DENVER—The Senate has approved an amendment that would give the Army 10 years to destroy lethal chemical weapons stored in Pueblo and in Richmond, Ky.
The measure, part of a Defense Department authorization bill, sets a Dec. 31, 2017, deadline. The full bill is expected to be approved next week. It would then go to a conference committee to reconcile differences from the House version.
The amendment also authorizes the Army to spend an additional $32 million for chemical destruction at the Pueblo Chemical Depot and an additional $17.3 million at the Blue Grass Army Depot in Kentucky.
That spending, if approved by the secretary of defense, would be in addition to any money appropriated by Congress this year.
The amendment was sponsored by Senate Minority Leader Mitch McConnell, R-Ky., and Sen.
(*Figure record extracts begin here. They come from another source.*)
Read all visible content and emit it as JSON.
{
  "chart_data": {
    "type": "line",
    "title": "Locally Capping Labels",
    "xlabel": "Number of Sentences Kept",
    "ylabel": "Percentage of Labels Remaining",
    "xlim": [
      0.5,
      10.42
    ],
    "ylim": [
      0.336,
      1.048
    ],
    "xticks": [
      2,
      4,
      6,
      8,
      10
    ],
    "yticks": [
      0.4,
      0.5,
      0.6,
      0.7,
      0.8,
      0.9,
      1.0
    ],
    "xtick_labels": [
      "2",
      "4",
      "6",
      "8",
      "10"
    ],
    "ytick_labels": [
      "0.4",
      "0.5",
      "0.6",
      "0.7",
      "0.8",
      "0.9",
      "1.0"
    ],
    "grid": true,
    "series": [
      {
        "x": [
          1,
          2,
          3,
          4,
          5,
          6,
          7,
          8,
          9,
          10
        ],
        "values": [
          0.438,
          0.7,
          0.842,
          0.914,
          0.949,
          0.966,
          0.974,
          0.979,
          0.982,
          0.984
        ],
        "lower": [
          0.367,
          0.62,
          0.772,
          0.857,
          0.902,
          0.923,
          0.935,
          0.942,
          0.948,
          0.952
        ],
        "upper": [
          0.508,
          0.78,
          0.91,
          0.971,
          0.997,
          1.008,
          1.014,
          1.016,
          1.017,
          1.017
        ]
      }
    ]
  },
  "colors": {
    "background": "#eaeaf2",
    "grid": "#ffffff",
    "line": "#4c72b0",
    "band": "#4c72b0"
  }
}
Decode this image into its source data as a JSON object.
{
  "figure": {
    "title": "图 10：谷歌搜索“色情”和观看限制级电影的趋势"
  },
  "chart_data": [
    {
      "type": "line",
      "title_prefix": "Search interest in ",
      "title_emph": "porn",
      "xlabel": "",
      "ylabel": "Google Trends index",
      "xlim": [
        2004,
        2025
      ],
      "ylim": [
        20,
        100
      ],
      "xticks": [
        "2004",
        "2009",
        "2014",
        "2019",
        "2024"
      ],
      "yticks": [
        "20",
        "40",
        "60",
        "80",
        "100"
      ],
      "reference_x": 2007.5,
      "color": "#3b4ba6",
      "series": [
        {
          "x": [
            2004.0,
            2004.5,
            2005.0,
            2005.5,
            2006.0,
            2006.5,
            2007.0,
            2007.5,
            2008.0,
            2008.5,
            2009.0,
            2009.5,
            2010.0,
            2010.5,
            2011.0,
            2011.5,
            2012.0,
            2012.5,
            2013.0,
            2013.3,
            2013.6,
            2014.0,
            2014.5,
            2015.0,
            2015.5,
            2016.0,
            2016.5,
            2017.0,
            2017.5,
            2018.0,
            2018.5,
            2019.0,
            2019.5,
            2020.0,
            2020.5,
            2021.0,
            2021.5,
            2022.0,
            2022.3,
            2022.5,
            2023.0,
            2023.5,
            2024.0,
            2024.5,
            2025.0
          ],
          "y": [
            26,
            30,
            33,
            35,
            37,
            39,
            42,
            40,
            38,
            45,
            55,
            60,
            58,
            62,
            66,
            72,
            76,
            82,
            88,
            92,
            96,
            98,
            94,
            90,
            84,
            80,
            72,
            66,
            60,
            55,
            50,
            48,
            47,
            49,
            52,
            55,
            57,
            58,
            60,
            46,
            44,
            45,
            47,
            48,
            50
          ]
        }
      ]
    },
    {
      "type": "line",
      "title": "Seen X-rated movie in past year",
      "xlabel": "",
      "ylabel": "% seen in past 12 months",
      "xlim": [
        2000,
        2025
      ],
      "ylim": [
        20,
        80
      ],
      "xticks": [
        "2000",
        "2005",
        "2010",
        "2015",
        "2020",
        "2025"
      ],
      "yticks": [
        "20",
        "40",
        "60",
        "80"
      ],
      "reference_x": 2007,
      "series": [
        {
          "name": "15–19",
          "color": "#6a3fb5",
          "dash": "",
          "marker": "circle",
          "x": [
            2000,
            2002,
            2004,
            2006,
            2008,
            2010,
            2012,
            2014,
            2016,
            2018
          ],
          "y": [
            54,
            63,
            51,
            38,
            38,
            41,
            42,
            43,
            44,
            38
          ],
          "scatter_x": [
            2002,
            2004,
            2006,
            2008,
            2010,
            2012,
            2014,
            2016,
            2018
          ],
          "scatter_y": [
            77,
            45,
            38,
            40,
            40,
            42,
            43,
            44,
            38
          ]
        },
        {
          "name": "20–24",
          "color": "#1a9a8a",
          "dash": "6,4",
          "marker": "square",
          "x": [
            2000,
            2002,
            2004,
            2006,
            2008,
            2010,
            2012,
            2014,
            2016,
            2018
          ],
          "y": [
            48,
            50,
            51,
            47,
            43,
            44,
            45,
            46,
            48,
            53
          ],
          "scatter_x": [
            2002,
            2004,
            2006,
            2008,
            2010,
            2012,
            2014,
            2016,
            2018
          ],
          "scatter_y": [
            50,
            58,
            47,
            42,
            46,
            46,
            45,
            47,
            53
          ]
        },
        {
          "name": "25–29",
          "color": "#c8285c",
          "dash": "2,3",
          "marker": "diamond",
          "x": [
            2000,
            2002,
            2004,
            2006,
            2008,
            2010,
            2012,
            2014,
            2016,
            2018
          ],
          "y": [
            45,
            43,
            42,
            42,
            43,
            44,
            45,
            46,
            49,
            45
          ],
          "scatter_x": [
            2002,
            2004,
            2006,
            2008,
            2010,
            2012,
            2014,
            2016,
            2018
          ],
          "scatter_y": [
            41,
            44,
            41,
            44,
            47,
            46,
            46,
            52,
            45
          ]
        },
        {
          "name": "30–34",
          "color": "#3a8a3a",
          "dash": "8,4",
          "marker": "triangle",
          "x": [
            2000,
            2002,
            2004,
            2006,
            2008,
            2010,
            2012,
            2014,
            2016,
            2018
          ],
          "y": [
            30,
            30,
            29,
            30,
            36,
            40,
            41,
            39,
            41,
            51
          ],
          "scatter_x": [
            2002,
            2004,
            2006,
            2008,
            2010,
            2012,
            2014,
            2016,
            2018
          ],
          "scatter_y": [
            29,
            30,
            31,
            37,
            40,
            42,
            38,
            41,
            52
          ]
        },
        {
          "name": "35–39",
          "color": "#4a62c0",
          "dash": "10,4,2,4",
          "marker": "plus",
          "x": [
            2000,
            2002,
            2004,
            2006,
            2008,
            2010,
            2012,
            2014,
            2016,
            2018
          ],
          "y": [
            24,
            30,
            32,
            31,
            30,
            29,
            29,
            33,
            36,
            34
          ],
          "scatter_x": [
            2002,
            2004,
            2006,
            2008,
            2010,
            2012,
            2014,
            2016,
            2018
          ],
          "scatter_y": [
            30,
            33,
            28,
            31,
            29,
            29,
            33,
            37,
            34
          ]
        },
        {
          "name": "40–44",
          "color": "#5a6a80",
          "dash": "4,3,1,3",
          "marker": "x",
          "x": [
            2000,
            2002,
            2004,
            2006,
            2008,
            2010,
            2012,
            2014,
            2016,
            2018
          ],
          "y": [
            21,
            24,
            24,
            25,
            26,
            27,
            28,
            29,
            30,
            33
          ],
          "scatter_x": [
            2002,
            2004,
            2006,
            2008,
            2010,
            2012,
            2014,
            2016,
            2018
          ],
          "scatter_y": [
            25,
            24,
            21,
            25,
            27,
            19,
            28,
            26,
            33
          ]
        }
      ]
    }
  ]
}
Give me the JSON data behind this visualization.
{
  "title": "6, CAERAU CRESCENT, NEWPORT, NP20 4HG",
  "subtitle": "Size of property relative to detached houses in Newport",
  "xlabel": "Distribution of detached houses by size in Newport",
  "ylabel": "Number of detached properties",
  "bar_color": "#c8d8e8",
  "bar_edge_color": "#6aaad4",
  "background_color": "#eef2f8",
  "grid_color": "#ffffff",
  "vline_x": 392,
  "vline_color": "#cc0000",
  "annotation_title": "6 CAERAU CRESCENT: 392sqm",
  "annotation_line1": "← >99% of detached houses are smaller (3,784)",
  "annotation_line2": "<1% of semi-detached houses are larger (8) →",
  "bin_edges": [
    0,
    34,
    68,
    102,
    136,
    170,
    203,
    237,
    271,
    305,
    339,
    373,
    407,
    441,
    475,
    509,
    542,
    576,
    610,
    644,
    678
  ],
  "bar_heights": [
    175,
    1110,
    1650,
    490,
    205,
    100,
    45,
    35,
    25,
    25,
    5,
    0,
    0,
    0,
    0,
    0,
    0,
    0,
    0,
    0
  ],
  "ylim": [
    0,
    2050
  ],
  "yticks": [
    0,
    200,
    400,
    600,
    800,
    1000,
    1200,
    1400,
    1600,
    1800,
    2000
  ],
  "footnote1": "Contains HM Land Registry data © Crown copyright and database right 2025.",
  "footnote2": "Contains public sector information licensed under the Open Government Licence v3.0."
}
Wayne Allard, R-Colo.
A chemical weapons treaty signed by the U.S. and nearly 180 other countries calls for the chemical weapons to be destroyed by 2012, but the Army has said it will not finish by then.
McConnell has said that without the deadline set in the Senate legislation, the Army wouldn’t finish until 2023.
The Pueblo depot stores 2,611 tons of mustard agent in projectiles and cartridges. The Blue Grass depot stores 532 tons of nerve and blister agents in rockets and projectiles.